Nach seiner groben Schätzung würde der neuwertige Vollausbau des 365 Meter langen Straßenabschnitts bei einer Haltbarkeit von etwa 70 Jahren mit normgerechtem Straßenausbau, der Asphaltierung angrenzender Seitengassen sowie der Beseitigung mehrerer Hemmnisse auf Grundstücken von Anrainern wie Grenzmauern auf öffentlichem Grund etwa 1,5 Millionen Euro kosten. Hinzu kommen Baunebenkosten sowie die Kosten für die Entsorgung belasteten Erdaushubs und den PAK-haltigen Ausbauasphalt.

Straßenlauf bleibt unverändert

Eine andere Möglichkeit ist die einfache Sanierung der Straße mit Kosten von nur 650 000 Euro ohne Ausbau der Seitengassen und ohne strukturelle Verbesserungen. Der Straßenlauf bleibt in diesem Fall unverändert, lediglich die Straßendecke wird 60 Zentimeter tief ausgefräst und mit einer neuen Asphaltdecke versehen. "Eine Sanierung entspricht nicht den Normen des Regelwerks im Straßenbau." In seinem Vortrag erläuterte Planer Matthias Kirchner ergänzende Einzelheiten und deren Notwendigkeit, gab damit den Ratsmitgliedern umfangreiche Fakten zur Entscheidungsfindung an die Hand und machte auch Risiken deutlich: "Die Haltbarkeit der Oberfläche bleibt abhängig von der Bodenbeschaffenheit darunter." Vor allem forderte Kichner für sich ein: "Nageln Sie mich nicht auf die Kosten fest."

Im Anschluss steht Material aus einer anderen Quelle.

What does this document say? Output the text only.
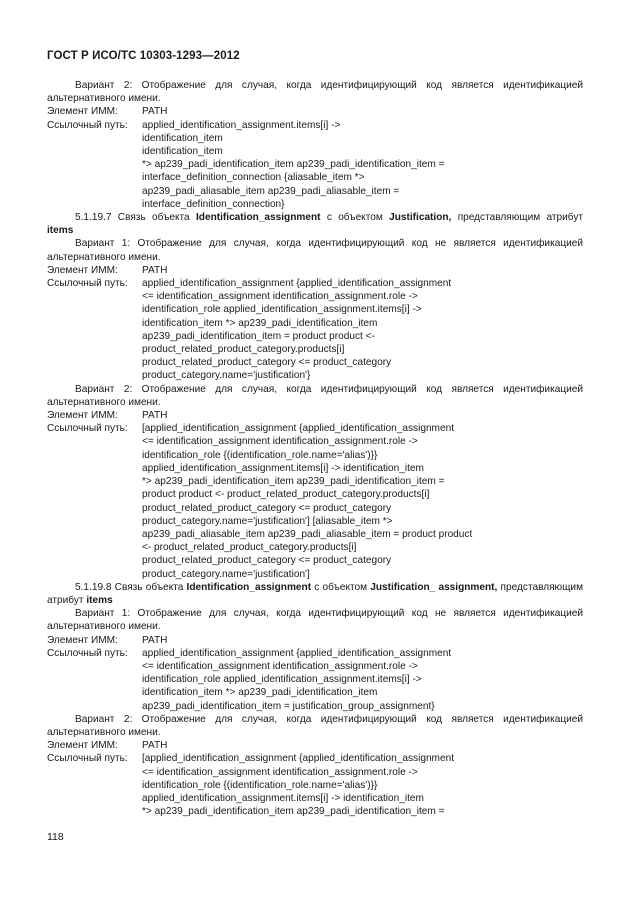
ГОСТ Р ИСО/ТС 10303-1293—2012

Вариант 2: Отображение для случая, когда идентифицирующий код является идентификацией альтернативного имени.

Элемент ИММ:	PATH
Ссылочный путь:	applied_identification_assignment.items[i] ->
identification_item
identification_item
*> ap239_padi_identification_item ap239_padi_identification_item =
interface_definition_connection {aliasable_item *>
ap239_padi_aliasable_item ap239_padi_aliasable_item =
interface_definition_connection}

5.1.19.7 Связь объекта Identification_assignment с объектом Justification, представляющим атрибут items

Вариант 1: Отображение для случая, когда идентифицирующий код не является идентификацией альтернативного имени.

Элемент ИММ:	PATH
Ссылочный путь:	applied_identification_assignment {applied_identification_assignment
<= identification_assignment identification_assignment.role ->
identification_role applied_identification_assignment.items[i] ->
identification_item *> ap239_padi_identification_item
ap239_padi_identification_item = product product <-
product_related_product_category.products[i]
product_related_product_category <= product_category
product_category.name='justification'}

Вариант 2: Отображение для случая, когда идентифицирующий код является идентификацией альтернативного имени.

Элемент ИММ:	PATH
Ссылочный путь:	[applied_identification_assignment {applied_identification_assignment
<= identification_assignment identification_assignment.role ->
identification_role {(identification_role.name='alias')}}
applied_identification_assignment.items[i] -> identification_item
*> ap239_padi_identification_item ap239_padi_identification_item =
product product <- product_related_product_category.products[i]
product_related_product_category <= product_category
product_category.name='justification'] [aliasable_item *>
ap239_padi_aliasable_item ap239_padi_aliasable_item = product product
<- product_related_product_category.products[i]
product_related_product_category <= product_category
product_category.name='justification']

5.1.19.8 Связь объекта Identification_assignment с объектом Justification_ assignment, представляющим атрибут items

Вариант 1: Отображение для случая, когда идентифицирующий код не является идентификацией альтернативного имени.

Элемент ИММ:	PATH
Ссылочный путь:	applied_identification_assignment {applied_identification_assignment
<= identification_assignment identification_assignment.role ->
identification_role applied_identification_assignment.items[i] ->
identification_item *> ap239_padi_identification_item
ap239_padi_identification_item = justification_group_assignment}

Вариант 2: Отображение для случая, когда идентифицирующий код является идентификацией альтернативного имени.

Элемент ИММ:	PATH
Ссылочный путь:	[applied_identification_assignment {applied_identification_assignment
<= identification_assignment identification_assignment.role ->
identification_role {(identification_role.name='alias')}}
applied_identification_assignment.items[i] -> identification_item
*> ap239_padi_identification_item ap239_padi_identification_item =
118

Das entscheidende Argument in der nachfolgenden Debatte brachte Bürgermeister Sandwall gleich zu Beginn und wurde darin von Kirchner unterstützt: Bei einer Sanierung der Straße ist die Gemeinde unabhängig. Beim fast dreifach teureren Vollausbau wäre man auf staatliche Fördergelder angewiesen, wodurch sich die Maßnahme erneut um Jahre verzögern könnte. Zudem würden Zuschüsse nur für Teilbereiche gelten.

In der Diskussion wurde auch über die zwingende Notwendigkeit einer bei Vollausbau erhofften Haltbarkeit bis 70 Jahre diskutiert: Da davon auszugehen ist, dass innerhalb von sieben Jahrzehnten die Straße doch hin und wieder aufgebrochen werden muss, um Kanal- oder Leitungsschäden zu reparieren oder andere Arbeiten im Untergrund auszuführen, hielt man im Rat die Haltbarkeit von 30 oder 40 Jahren für ausreichend.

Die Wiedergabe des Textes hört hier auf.